Around 1.5 million Jews took up arms against the Nazis. We must remember them to dispel the ugly myth that we went like sheep

May 7, 2025 13:28
(l-r) Holocaust Memorial Day Trust CEO Olivia Marks-Woldman, D-Day veteran Mervyn Kersh and Holocaust Memorial Day Trust chair Laura Marks (Photo: HMDT)
(l-r) Holocaust Memorial Day Trust CEO Olivia Marks-Woldman, D-Day veteran Mervyn Kersh and Holocaust Memorial Day Trust chair Laura Marks at the unveiling of the HMD 2025 impact report (Photo: HMDT)
3 min read

One of the most persistent and insidious Holocaust distortions is that Jews “went like sheep to the slaughter”. This phrase, cloaked in false pity but steeped in contempt, perpetuates the old trope of the feeble Jew.
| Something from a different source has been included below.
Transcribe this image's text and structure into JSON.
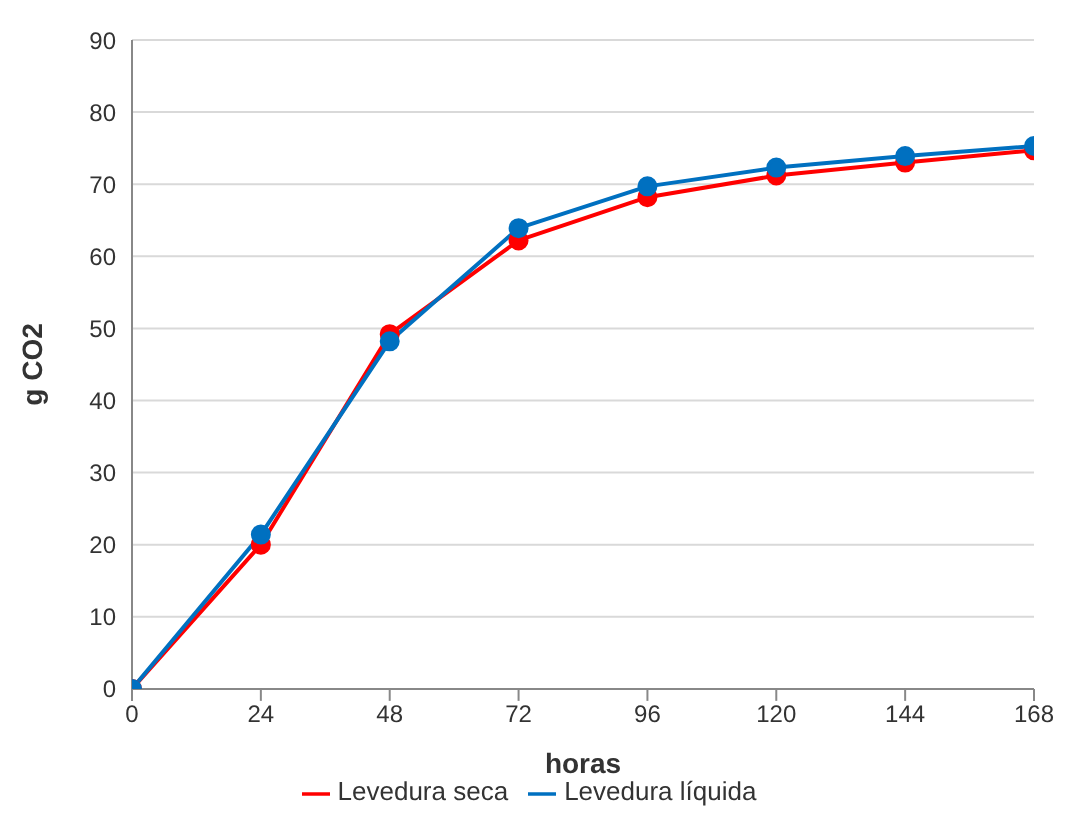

Yet its supposed opposite, the armed, defiant Israeli Jew, is equally scorned. Such is the nature of this twisted bigotry: Jews are criticised whether they suffer or fight.

The truth is both more complex and more inspiring. We must, first of all, consider that the overwhelming majority of Shoah victims were women, children (1.5 million) and the elderly. Entire families were torn from their homes at gunpoint. Genocide doesn’t tend to offer its victims a fair fight.

And yet, even against such impossible odds, the record of Jewish resistance is as stunning as it is often overlooked. Jews fought back in some 100 ghettos and concentration camps, most famously in the Warsaw Ghetto Uprising, a battle that lasted, under the most dire circumstances, 27 days, nearly as long as the entire Polish army stood up to the Wehrmacht invasion.

But the full story of Jewish fighters in the Second World War is not just one of doomed heroism. It is also the story of Jewish soldiers in uniforms, a staggering 1.5 million of them. From Normandy to Stalingrad and the Pacific, these Jews fought in the regular Allied armies and in all theatres of the war.